Eisenhower sought to bring the Arab radicals of his day, Egyptian President Gamal Abdel Nasser above all, closer to the NATO bloc through massive U.S. aid to build the Aswan Dam. But Nasser understood the advantages he could reap from the rivalry between the blocs, and instead of returning the Americans’ love, he challenged them: First he recognized the People’s Republic of China, and then he nationalized the Suez Canal.

England and France responded aggressively, forcibly retaking the canal in cooperation with Israel (which sought to remove the threat posed to it by the Egyptian-Czech arms deal). But Eisenhower still thought he could placate Nasser. He did so by publicly humiliating his NATO allies and forcing them to turn tail, with help from the Soviets.

He thereby hoped to sever America from the legacy of colonialism and offer Egypt friendship. But Nasser once again saw weakness where the United States had hoped he would see America had wanted him to see goodwill.
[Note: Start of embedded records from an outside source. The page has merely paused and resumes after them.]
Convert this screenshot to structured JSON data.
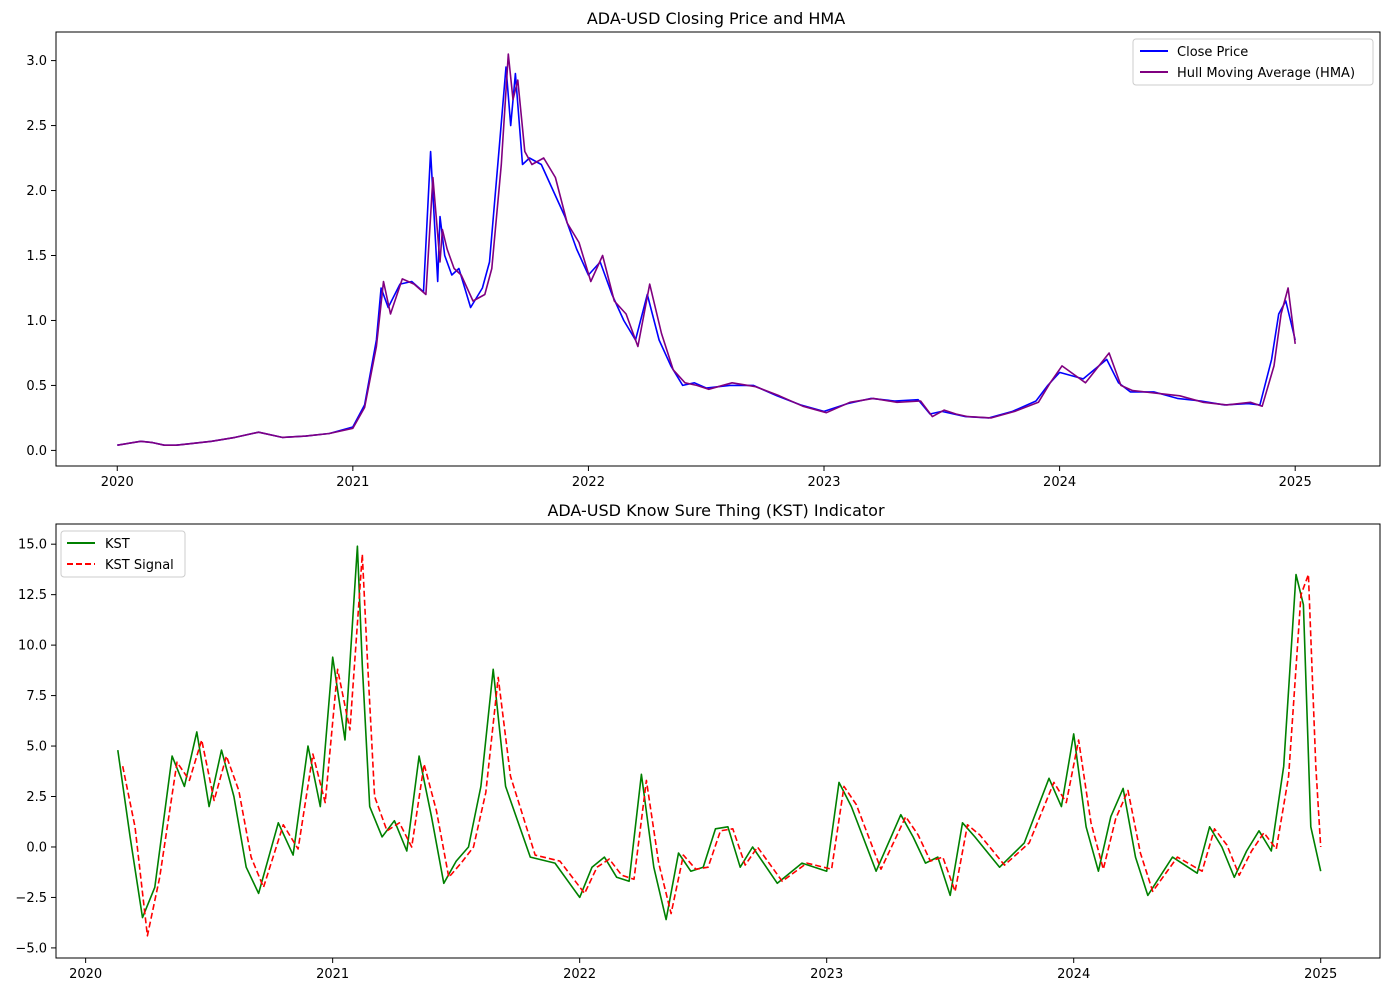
{
  "chart_data": [
    {
      "type": "line",
      "title": "ADA-USD Closing Price and HMA",
      "xlabel": "",
      "ylabel": "",
      "x_range": [
        2019.74,
        2025.36
      ],
      "ylim": [
        -0.12,
        3.22
      ],
      "x_ticks": [
        2020,
        2021,
        2022,
        2023,
        2024,
        2025
      ],
      "x_tick_labels": [
        "2020",
        "2021",
        "2022",
        "2023",
        "2024",
        "2025"
      ],
      "y_ticks": [
        0.0,
        0.5,
        1.0,
        1.5,
        2.0,
        2.5,
        3.0
      ],
      "y_tick_labels": [
        "0.0",
        "0.5",
        "1.0",
        "1.5",
        "2.0",
        "2.5",
        "3.0"
      ],
      "grid": false,
      "legend_position": "top-right",
      "series": [
        {
          "name": "Close Price",
          "color": "#0000ff",
          "style": "solid",
          "x": [
            2020.0,
            2020.1,
            2020.15,
            2020.2,
            2020.25,
            2020.3,
            2020.4,
            2020.5,
            2020.6,
            2020.7,
            2020.8,
            2020.9,
            2021.0,
            2021.05,
            2021.1,
            2021.12,
            2021.15,
            2021.2,
            2021.25,
            2021.3,
            2021.33,
            2021.36,
            2021.37,
            2021.39,
            2021.42,
            2021.45,
            2021.5,
            2021.55,
            2021.58,
            2021.62,
            2021.65,
            2021.67,
            2021.69,
            2021.72,
            2021.75,
            2021.8,
            2021.85,
            2021.9,
            2021.95,
            2022.0,
            2022.05,
            2022.1,
            2022.15,
            2022.2,
            2022.25,
            2022.3,
            2022.35,
            2022.4,
            2022.45,
            2022.5,
            2022.6,
            2022.7,
            2022.8,
            2022.9,
            2023.0,
            2023.1,
            2023.2,
            2023.3,
            2023.4,
            2023.45,
            2023.5,
            2023.55,
            2023.6,
            2023.7,
            2023.8,
            2023.9,
            2023.95,
            2024.0,
            2024.1,
            2024.2,
            2024.25,
            2024.3,
            2024.4,
            2024.5,
            2024.6,
            2024.7,
            2024.8,
            2024.85,
            2024.9,
            2024.93,
            2024.96,
            2025.0
          ],
          "values": [
            0.04,
            0.07,
            0.06,
            0.04,
            0.04,
            0.05,
            0.07,
            0.1,
            0.14,
            0.1,
            0.11,
            0.13,
            0.18,
            0.35,
            0.85,
            1.25,
            1.1,
            1.28,
            1.3,
            1.22,
            2.3,
            1.3,
            1.8,
            1.5,
            1.35,
            1.4,
            1.1,
            1.25,
            1.45,
            2.3,
            2.95,
            2.5,
            2.9,
            2.2,
            2.25,
            2.2,
            2.0,
            1.8,
            1.55,
            1.35,
            1.45,
            1.2,
            1.0,
            0.85,
            1.2,
            0.85,
            0.65,
            0.5,
            0.52,
            0.48,
            0.5,
            0.5,
            0.42,
            0.35,
            0.3,
            0.36,
            0.4,
            0.38,
            0.39,
            0.28,
            0.3,
            0.28,
            0.26,
            0.25,
            0.3,
            0.38,
            0.5,
            0.6,
            0.55,
            0.7,
            0.52,
            0.45,
            0.45,
            0.4,
            0.38,
            0.35,
            0.36,
            0.35,
            0.7,
            1.05,
            1.15,
            0.85
          ]
        },
        {
          "name": "Hull Moving Average (HMA)",
          "color": "#800080",
          "style": "solid",
          "x": [
            2020.0,
            2020.1,
            2020.15,
            2020.2,
            2020.25,
            2020.3,
            2020.4,
            2020.5,
            2020.6,
            2020.7,
            2020.8,
            2020.9,
            2021.0,
            2021.05,
            2021.1,
            2021.13,
            2021.16,
            2021.21,
            2021.26,
            2021.31,
            2021.34,
            2021.37,
            2021.38,
            2021.4,
            2021.43,
            2021.46,
            2021.51,
            2021.56,
            2021.59,
            2021.63,
            2021.66,
            2021.68,
            2021.7,
            2021.73,
            2021.76,
            2021.81,
            2021.86,
            2021.91,
            2021.96,
            2022.01,
            2022.06,
            2022.11,
            2022.16,
            2022.21,
            2022.26,
            2022.31,
            2022.36,
            2022.41,
            2022.46,
            2022.51,
            2022.61,
            2022.71,
            2022.81,
            2022.91,
            2023.01,
            2023.11,
            2023.21,
            2023.31,
            2023.41,
            2023.46,
            2023.51,
            2023.56,
            2023.61,
            2023.71,
            2023.81,
            2023.91,
            2023.96,
            2024.01,
            2024.11,
            2024.21,
            2024.26,
            2024.31,
            2024.41,
            2024.51,
            2024.61,
            2024.71,
            2024.81,
            2024.86,
            2024.91,
            2024.94,
            2024.97,
            2025.0
          ],
          "values": [
            0.04,
            0.07,
            0.06,
            0.04,
            0.04,
            0.05,
            0.07,
            0.1,
            0.14,
            0.1,
            0.11,
            0.13,
            0.17,
            0.33,
            0.8,
            1.3,
            1.05,
            1.32,
            1.28,
            1.2,
            2.1,
            1.45,
            1.7,
            1.55,
            1.4,
            1.35,
            1.15,
            1.2,
            1.4,
            2.2,
            3.05,
            2.7,
            2.85,
            2.3,
            2.2,
            2.25,
            2.1,
            1.75,
            1.6,
            1.3,
            1.5,
            1.15,
            1.05,
            0.8,
            1.28,
            0.9,
            0.62,
            0.52,
            0.5,
            0.47,
            0.52,
            0.49,
            0.42,
            0.34,
            0.29,
            0.37,
            0.4,
            0.37,
            0.38,
            0.26,
            0.31,
            0.28,
            0.26,
            0.25,
            0.3,
            0.37,
            0.52,
            0.65,
            0.52,
            0.75,
            0.5,
            0.46,
            0.44,
            0.42,
            0.37,
            0.35,
            0.37,
            0.34,
            0.65,
            1.05,
            1.25,
            0.82
          ]
        }
      ]
    },
    {
      "type": "line",
      "title": "ADA-USD Know Sure Thing (KST) Indicator",
      "xlabel": "",
      "ylabel": "",
      "x_range": [
        2019.88,
        2025.24
      ],
      "ylim": [
        -5.5,
        16.0
      ],
      "x_ticks": [
        2020,
        2021,
        2022,
        2023,
        2024,
        2025
      ],
      "x_tick_labels": [
        "2020",
        "2021",
        "2022",
        "2023",
        "2024",
        "2025"
      ],
      "y_ticks": [
        -5.0,
        -2.5,
        0.0,
        2.5,
        5.0,
        7.5,
        10.0,
        12.5,
        15.0
      ],
      "y_tick_labels": [
        "−5.0",
        "−2.5",
        "0.0",
        "2.5",
        "5.0",
        "7.5",
        "10.0",
        "12.5",
        "15.0"
      ],
      "grid": false,
      "legend_position": "top-left",
      "series": [
        {
          "name": "KST",
          "color": "#008000",
          "style": "solid",
          "x": [
            2020.13,
            2020.18,
            2020.23,
            2020.28,
            2020.35,
            2020.4,
            2020.45,
            2020.5,
            2020.55,
            2020.6,
            2020.65,
            2020.7,
            2020.78,
            2020.84,
            2020.9,
            2020.95,
            2021.0,
            2021.05,
            2021.1,
            2021.12,
            2021.15,
            2021.2,
            2021.25,
            2021.3,
            2021.35,
            2021.4,
            2021.45,
            2021.5,
            2021.55,
            2021.6,
            2021.65,
            2021.7,
            2021.8,
            2021.9,
            2022.0,
            2022.05,
            2022.1,
            2022.15,
            2022.2,
            2022.25,
            2022.3,
            2022.35,
            2022.4,
            2022.45,
            2022.5,
            2022.55,
            2022.6,
            2022.65,
            2022.7,
            2022.8,
            2022.9,
            2023.0,
            2023.05,
            2023.1,
            2023.2,
            2023.3,
            2023.35,
            2023.4,
            2023.45,
            2023.5,
            2023.55,
            2023.6,
            2023.7,
            2023.8,
            2023.9,
            2023.95,
            2024.0,
            2024.05,
            2024.1,
            2024.15,
            2024.2,
            2024.25,
            2024.3,
            2024.4,
            2024.5,
            2024.55,
            2024.6,
            2024.65,
            2024.7,
            2024.75,
            2024.8,
            2024.85,
            2024.9,
            2024.93,
            2024.96,
            2025.0
          ],
          "values": [
            4.8,
            0.5,
            -3.5,
            -2.0,
            4.5,
            3.0,
            5.7,
            2.0,
            4.8,
            2.5,
            -1.0,
            -2.3,
            1.2,
            -0.4,
            5.0,
            2.0,
            9.4,
            5.3,
            14.9,
            9.0,
            2.0,
            0.5,
            1.3,
            -0.2,
            4.5,
            1.5,
            -1.8,
            -0.7,
            0.0,
            3.0,
            8.8,
            3.0,
            -0.5,
            -0.8,
            -2.5,
            -1.0,
            -0.5,
            -1.5,
            -1.7,
            3.6,
            -1.0,
            -3.6,
            -0.3,
            -1.2,
            -1.0,
            0.9,
            1.0,
            -1.0,
            0.0,
            -1.8,
            -0.8,
            -1.2,
            3.2,
            2.0,
            -1.2,
            1.6,
            0.5,
            -0.8,
            -0.5,
            -2.4,
            1.2,
            0.5,
            -1.0,
            0.2,
            3.4,
            2.0,
            5.6,
            1.0,
            -1.2,
            1.5,
            2.9,
            -0.5,
            -2.4,
            -0.5,
            -1.3,
            1.0,
            0.0,
            -1.5,
            -0.2,
            0.8,
            -0.2,
            4.0,
            13.5,
            12.0,
            1.0,
            -1.2
          ]
        },
        {
          "name": "KST Signal",
          "color": "#ff0000",
          "style": "dashed",
          "x": [
            2020.15,
            2020.2,
            2020.25,
            2020.3,
            2020.37,
            2020.42,
            2020.47,
            2020.52,
            2020.57,
            2020.62,
            2020.67,
            2020.72,
            2020.8,
            2020.86,
            2020.92,
            2020.97,
            2021.02,
            2021.07,
            2021.12,
            2021.14,
            2021.17,
            2021.22,
            2021.27,
            2021.32,
            2021.37,
            2021.42,
            2021.47,
            2021.52,
            2021.57,
            2021.62,
            2021.67,
            2021.72,
            2021.82,
            2021.92,
            2022.02,
            2022.07,
            2022.12,
            2022.17,
            2022.22,
            2022.27,
            2022.32,
            2022.37,
            2022.42,
            2022.47,
            2022.52,
            2022.57,
            2022.62,
            2022.67,
            2022.72,
            2022.82,
            2022.92,
            2023.02,
            2023.07,
            2023.12,
            2023.22,
            2023.32,
            2023.37,
            2023.42,
            2023.47,
            2023.52,
            2023.57,
            2023.62,
            2023.72,
            2023.82,
            2023.92,
            2023.97,
            2024.02,
            2024.07,
            2024.12,
            2024.17,
            2024.22,
            2024.27,
            2024.32,
            2024.42,
            2024.52,
            2024.57,
            2024.62,
            2024.67,
            2024.72,
            2024.77,
            2024.82,
            2024.87,
            2024.92,
            2024.95,
            2024.98,
            2025.0
          ],
          "values": [
            4.0,
            1.0,
            -4.4,
            -1.5,
            4.2,
            3.3,
            5.3,
            2.3,
            4.5,
            2.8,
            -0.5,
            -2.0,
            1.1,
            -0.1,
            4.6,
            2.2,
            8.8,
            5.8,
            14.5,
            9.5,
            2.5,
            0.8,
            1.2,
            0.0,
            4.1,
            1.8,
            -1.5,
            -0.8,
            0.0,
            2.7,
            8.4,
            3.5,
            -0.4,
            -0.7,
            -2.3,
            -1.0,
            -0.6,
            -1.4,
            -1.6,
            3.3,
            -0.8,
            -3.3,
            -0.4,
            -1.1,
            -1.0,
            0.8,
            0.9,
            -0.9,
            0.0,
            -1.7,
            -0.8,
            -1.1,
            3.0,
            2.1,
            -1.1,
            1.5,
            0.6,
            -0.7,
            -0.5,
            -2.2,
            1.1,
            0.6,
            -0.9,
            0.2,
            3.2,
            2.2,
            5.3,
            1.2,
            -1.1,
            1.4,
            2.8,
            -0.3,
            -2.2,
            -0.5,
            -1.2,
            0.9,
            0.1,
            -1.4,
            -0.2,
            0.7,
            -0.1,
            3.5,
            12.5,
            13.5,
            4.0,
            0.0
          ]
        }
      ]
    }
  ]
}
The result was catastrophic for progressive forces in the Arab world and for the West: resurgent Arab radicalism and Soviet domination of the region for nearly two decades. This dangerous constellation held on until the Nixon administration, through a mix of finesse, flexibility and aggression (and the invaluable assistance of Nasser’s successor, Anwar Sadat), created a new system of alliances that pushed the Soviets from the region. It is this system that the Obama administration has just dismantled.

Obama sounds as if he has given up on bringing peace to the Middle East. That’s an elegant way to describe the devastation wrought by his repetition of the mistakes made in the 1950s.

When he entered office he tried, like Eisenhower before him, to appease the region’s radicals, and like Eisenhower he did so by distancing himself from his allies — in this case, Egypt, Saudi Arabia, Jordan and Israel. He began by extending his hand and ceremoniously rejecting the legacy of colonialism in his Cairo speech. He continued by opening a door to the Muslim Brotherhood, at the expense of the Mubarak regime. From there he proceeded to the nuclear deal with Iran and hesitancy in the Syrian theater: First there were red lines, then stammering and softening, and finally de facto capitulation to Russian activism.

The “lessons of Iraq” became the be-all and end-all to the administration, and the United States openly abandoned all its tools of deterrence. Muslim radicals learned an important lesson: The most violent party wins, and it’s possible to thumb one’s nose at the United States with no real fear of consequences. Iran drew similar conclusions to those of Nasser.

At the same time, Obama weakened the moderate forces and undermined the stable pillars of American policy in the region. His appeasement of the radicals didn’t yield new alliances, but it did weaken the old ones. The result is that not only has he reduced direct American involvement in the region, as perhaps he intended to do, but he has also strengthened his rivals, weakened his friends and reduced his own room for maneuver.

It will take a tough and sophisticated president to enable the United States — and moderate forces within and outside the region — to recover the strategic assets the Obama administration scattered to the winds without receiving anything in return.